Um dia, eu me decidi: ‘Vou!’ Peguei o chapéu eclesiástico, vesti o hábito franciscano com cordão e embarquei no trem até a Estação da Luz; a pé, fui até a Praça São Francisco, onde me informaram que o escritório ficava na Rua José Bonifácio. Aprumei o chapéu e segui em frente! No terceiro andar, havia uma placa: ‘Escritório de Vendas Francisco de Paula Peruche!’ Toquei a campainha e a secretária me levou até o senhor Francisco. Na frente dele, todo o meu discurso desapareceu. Cumprimentei-o e disse-lhe de onde vinha, mas não o que queria. Imediatamente, meu interlocutor adivinhou. Talvez seguisse o ditado do romancista catalão Ángel Carmona Ristol (1927-1997): ‘Quando um padre vem te visitar, logo deves pensar que ele vem pedir a tua bolsa ou a tua alma!’

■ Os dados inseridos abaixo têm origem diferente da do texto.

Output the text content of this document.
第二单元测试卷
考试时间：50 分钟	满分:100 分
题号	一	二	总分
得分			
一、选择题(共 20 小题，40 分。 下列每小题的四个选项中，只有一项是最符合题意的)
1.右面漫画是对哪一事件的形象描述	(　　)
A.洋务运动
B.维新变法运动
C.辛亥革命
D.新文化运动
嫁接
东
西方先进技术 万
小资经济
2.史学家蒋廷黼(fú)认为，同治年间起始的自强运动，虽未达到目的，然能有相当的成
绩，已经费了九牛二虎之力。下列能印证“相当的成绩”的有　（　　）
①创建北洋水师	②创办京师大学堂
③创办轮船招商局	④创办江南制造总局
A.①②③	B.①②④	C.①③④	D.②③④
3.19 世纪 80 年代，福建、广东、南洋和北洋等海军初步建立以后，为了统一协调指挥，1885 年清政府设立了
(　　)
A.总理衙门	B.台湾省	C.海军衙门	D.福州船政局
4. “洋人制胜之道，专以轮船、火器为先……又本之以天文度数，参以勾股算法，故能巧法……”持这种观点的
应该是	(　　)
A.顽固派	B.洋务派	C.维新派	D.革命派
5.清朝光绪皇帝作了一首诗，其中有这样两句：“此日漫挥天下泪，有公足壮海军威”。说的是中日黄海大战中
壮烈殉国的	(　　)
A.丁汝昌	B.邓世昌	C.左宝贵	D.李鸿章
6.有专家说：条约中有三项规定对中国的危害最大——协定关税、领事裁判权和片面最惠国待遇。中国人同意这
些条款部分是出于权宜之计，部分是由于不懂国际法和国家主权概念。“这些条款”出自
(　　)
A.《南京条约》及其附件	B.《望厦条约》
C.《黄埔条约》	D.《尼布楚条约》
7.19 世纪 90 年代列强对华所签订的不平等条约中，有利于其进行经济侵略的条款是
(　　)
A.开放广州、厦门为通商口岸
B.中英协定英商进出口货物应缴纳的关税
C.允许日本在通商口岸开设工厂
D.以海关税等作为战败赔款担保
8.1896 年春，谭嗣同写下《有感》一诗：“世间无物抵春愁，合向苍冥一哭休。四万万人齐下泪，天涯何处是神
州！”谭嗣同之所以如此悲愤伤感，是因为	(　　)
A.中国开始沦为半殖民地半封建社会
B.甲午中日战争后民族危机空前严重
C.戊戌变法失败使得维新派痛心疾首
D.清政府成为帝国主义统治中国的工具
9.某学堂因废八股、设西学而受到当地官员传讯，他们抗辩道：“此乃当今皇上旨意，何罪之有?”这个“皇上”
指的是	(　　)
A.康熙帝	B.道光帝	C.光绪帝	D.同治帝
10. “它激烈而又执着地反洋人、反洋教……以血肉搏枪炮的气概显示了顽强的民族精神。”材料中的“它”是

Então, doutor Francisco começou: ‘Tenho muitos padres amigos. Com dom Paulo Loureiro, então, nem se fale! Já doei umas terras para ele na Freguesia do Ó, no Parque Peruche! Minha esposa, dona Zilda, é muito devota de Santa Ifigênia’. Eu o escutei, mas, a certo momento, interrompi: ‘E, para o Parque das Nações, nada?’ A resposta dele foi imediata: ‘Sim, sim. No Parque das Nações, ainda não fizeram nada nos terrenos. E há uma cláusula em que eu poderia ainda reaver o terreno caso nada seja construído… O senhor pretende fazer algo?’ A pergunta caiu como um raio iluminador em mim: ‘Sim! Vamos fazer, e algo bonito’! ‘Então’, foi a resposta dele, ‘o senhor volte aqui na próxima semana, que vamos conversar!’
Estava lançada a ponte! Fiquei muito feliz!”
Em nome de Cristo!
Com a intercessão de Santo Antônio de Lisboa e Pádua!